Wednesday, June 8, 2016

Our Sacred Forest. Scorched.

"I was living in a rainforest. I knew the trees and the frogs, the lush green life. With no warning, I got shoved into the desert. I know this is the desert. So take back your plastic palm trees and your cups of water; quit telling me it's the same. I know better. I know where I live."
Megan Devine, from my collected journals.


I was living in the forest....
I know where I live...
Here's how I live in the desert...
----------------------------------------------------

I was living in the forest. I danced with the tall evergreens in the gusts. I waved back at the aspen trees who eagerly said hello with the breeze. I clothed myself in dynamic, dappled sunlight that filtered through the branches. This was lovely, but lovelier for having not been alone. This forest was inhabited by two souls who lazed under the stars and told stories round the fire. Their cheeks were rosied from love, lust, and light—by day their sun, by night their campfire. Their eyes they sparkled from their lives—yesterday, today and tomorrow. In that forest, beer stayed cold in the stream and bacon tasted best with some burnt coals. In that forest, the dirt under their fingernails smelled clean, and their love-tousled hair became their magnificent manes. That forest was the dream for which they had not dared to dream, at least not too loudly.

But this dream came. With force. With gravity. Living in a forest like that takes guts. It takes showing up every day with nothing to show but you. It means being little in something big. Being nothing in something. This is not for the faint of heart.

And his heart. It came with a darkness. How much before? How much after? I don’t know. I don’t think he knew. He knew it was there but could not find the beginning or the end of the dark rainbow, his pot of gold that would release him from its hold. Release him into love.

So the forest began to darken. Blight invaded the trees and the sunlight was shadowed by thunderous clouds. I called to him, but the storm stirred the bare branches into a tremendous roar, and he could not find me.
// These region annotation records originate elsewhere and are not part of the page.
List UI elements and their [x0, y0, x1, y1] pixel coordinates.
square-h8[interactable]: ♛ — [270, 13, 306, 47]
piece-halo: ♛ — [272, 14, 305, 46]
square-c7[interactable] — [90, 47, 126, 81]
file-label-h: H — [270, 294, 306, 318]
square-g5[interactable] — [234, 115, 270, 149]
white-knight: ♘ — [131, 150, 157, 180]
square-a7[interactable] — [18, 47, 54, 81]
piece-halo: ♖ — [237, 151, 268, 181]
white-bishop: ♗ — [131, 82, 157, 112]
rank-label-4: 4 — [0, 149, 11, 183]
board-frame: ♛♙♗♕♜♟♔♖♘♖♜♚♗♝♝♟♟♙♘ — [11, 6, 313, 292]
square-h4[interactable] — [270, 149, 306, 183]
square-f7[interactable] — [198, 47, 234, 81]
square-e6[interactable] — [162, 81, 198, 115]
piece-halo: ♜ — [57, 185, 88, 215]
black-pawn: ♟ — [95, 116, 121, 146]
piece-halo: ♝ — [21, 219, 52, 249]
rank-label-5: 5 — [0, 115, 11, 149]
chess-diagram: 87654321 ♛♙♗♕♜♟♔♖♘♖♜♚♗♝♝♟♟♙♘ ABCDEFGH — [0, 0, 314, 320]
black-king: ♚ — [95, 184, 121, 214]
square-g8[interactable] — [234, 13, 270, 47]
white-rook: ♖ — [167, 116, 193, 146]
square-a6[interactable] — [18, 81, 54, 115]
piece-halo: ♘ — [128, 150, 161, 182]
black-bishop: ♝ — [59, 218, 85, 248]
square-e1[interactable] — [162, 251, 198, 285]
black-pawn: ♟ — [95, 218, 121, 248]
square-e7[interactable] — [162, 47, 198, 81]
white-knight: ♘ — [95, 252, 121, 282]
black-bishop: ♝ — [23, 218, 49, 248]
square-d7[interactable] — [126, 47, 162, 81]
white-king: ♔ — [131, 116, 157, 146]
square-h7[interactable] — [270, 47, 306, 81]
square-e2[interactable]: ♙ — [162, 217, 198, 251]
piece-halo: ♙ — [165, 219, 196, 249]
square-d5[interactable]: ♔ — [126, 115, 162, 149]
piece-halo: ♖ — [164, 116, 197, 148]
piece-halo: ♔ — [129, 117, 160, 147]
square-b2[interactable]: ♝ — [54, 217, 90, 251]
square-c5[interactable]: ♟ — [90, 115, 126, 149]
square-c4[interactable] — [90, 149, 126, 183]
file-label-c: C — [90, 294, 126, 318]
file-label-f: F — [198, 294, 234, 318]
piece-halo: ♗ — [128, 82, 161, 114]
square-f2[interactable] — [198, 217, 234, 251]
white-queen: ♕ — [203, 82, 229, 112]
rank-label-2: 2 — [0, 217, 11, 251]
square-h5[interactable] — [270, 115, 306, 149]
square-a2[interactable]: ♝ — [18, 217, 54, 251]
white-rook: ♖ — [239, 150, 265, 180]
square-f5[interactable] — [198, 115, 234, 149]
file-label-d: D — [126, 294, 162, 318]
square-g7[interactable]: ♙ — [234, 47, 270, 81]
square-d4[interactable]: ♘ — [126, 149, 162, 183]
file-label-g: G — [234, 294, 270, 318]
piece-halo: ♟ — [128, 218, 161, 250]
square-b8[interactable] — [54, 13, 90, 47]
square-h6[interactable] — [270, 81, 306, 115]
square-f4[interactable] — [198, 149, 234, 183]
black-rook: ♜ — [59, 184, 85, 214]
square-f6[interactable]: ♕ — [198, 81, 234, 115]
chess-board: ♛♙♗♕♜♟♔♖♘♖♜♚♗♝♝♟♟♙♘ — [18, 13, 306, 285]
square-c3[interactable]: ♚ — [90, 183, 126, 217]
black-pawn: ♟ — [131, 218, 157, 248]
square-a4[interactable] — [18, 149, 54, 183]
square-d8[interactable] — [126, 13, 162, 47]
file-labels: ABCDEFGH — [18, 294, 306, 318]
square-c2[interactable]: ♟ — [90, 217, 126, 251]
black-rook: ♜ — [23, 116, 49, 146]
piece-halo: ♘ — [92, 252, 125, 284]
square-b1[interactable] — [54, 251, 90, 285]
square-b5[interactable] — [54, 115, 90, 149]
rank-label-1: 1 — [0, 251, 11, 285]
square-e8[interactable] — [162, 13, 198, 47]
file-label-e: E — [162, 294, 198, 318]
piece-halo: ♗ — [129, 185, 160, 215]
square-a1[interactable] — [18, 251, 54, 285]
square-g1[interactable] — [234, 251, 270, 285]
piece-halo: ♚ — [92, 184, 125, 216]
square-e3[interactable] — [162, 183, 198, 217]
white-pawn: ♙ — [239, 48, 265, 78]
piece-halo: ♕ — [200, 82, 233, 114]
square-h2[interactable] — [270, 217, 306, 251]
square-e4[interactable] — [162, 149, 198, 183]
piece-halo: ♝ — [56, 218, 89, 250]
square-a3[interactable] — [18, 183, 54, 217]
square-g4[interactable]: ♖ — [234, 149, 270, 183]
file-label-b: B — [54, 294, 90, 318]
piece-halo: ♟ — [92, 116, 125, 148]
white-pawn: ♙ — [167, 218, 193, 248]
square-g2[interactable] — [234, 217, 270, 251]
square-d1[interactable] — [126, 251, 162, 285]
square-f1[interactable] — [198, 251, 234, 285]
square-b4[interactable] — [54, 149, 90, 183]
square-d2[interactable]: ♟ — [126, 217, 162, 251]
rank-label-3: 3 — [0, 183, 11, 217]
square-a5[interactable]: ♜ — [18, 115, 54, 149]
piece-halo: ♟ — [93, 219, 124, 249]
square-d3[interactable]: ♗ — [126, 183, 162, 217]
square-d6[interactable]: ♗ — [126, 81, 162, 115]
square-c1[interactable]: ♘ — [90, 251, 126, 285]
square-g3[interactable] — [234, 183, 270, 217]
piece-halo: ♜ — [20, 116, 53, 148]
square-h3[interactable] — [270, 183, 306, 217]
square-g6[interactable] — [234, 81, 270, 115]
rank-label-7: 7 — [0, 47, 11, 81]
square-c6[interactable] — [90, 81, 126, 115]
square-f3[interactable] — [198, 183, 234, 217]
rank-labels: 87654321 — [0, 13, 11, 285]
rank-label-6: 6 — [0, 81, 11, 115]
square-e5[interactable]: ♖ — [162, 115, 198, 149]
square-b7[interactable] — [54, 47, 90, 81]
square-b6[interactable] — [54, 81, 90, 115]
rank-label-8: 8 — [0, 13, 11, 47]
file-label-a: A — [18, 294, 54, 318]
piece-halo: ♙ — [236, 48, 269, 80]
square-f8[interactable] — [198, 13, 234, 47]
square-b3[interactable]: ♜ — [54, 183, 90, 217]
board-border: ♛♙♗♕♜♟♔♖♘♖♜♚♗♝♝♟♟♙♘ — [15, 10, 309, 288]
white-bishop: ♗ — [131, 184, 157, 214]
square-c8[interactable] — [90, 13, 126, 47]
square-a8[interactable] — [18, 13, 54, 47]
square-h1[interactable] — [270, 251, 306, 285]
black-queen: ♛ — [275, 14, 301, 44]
Could not find him. And I wept and wept running between trees searching for him, scared of where I might find him. Because I knew when his heart filled with dark, it would pass, but feared the day he forgot that it would.

I knew if that day came, he would find himself in the most sacred place of our forest. It was an aspen grove, ancient and sprawling. Where the ground was soft enough to sleep, wearing only each other, and the snow never too deep for a fire and a proposal. It was a place where people unconsciously whispered and absently touched trees. It was love made live with each organic detail. He said he’d never been happier than he was with me in the aspen grove, and the shine in his eyes and catch in his voice told me this was as true a thing as a person could say.

So. He went there. And let the darkness take his heart.

And when he did. I can’t say what happened to his heart. Though the wind in those trees sounds a lot like his laugh. But I know what happened to the darkness. It ran like molten lava out from the body that was no longer his and took what was left of our forest. It swallowed streams and leveled fox dens. It blackened each tree and scattered the birds. And I climbed up into the tree where he carved:

SW
SS

And watched in horror as I bore witness to our bravely and still barely dared dream destroyed.

Now, the lava has passed and left an alien landscape of gnarled trees and scorched earth. And I walk like a ghost through this graveyard of a forest. Lost and uncaring. Whispering his name. Pressing my face against the earth to see if I can hear any life beneath. There is nothing. The birds do not intend to return, and I cannot blame them. The sun barely seeps through the ash, but I’m okay with that. It makes a blanket over me, letting me lie with his darkness. My skin sallows and the soot gets in my eyes, but I am near him here. Not near enough but as near as I can be. If I cannot have him. I will have his darkness, and I will love his darkness as he could not.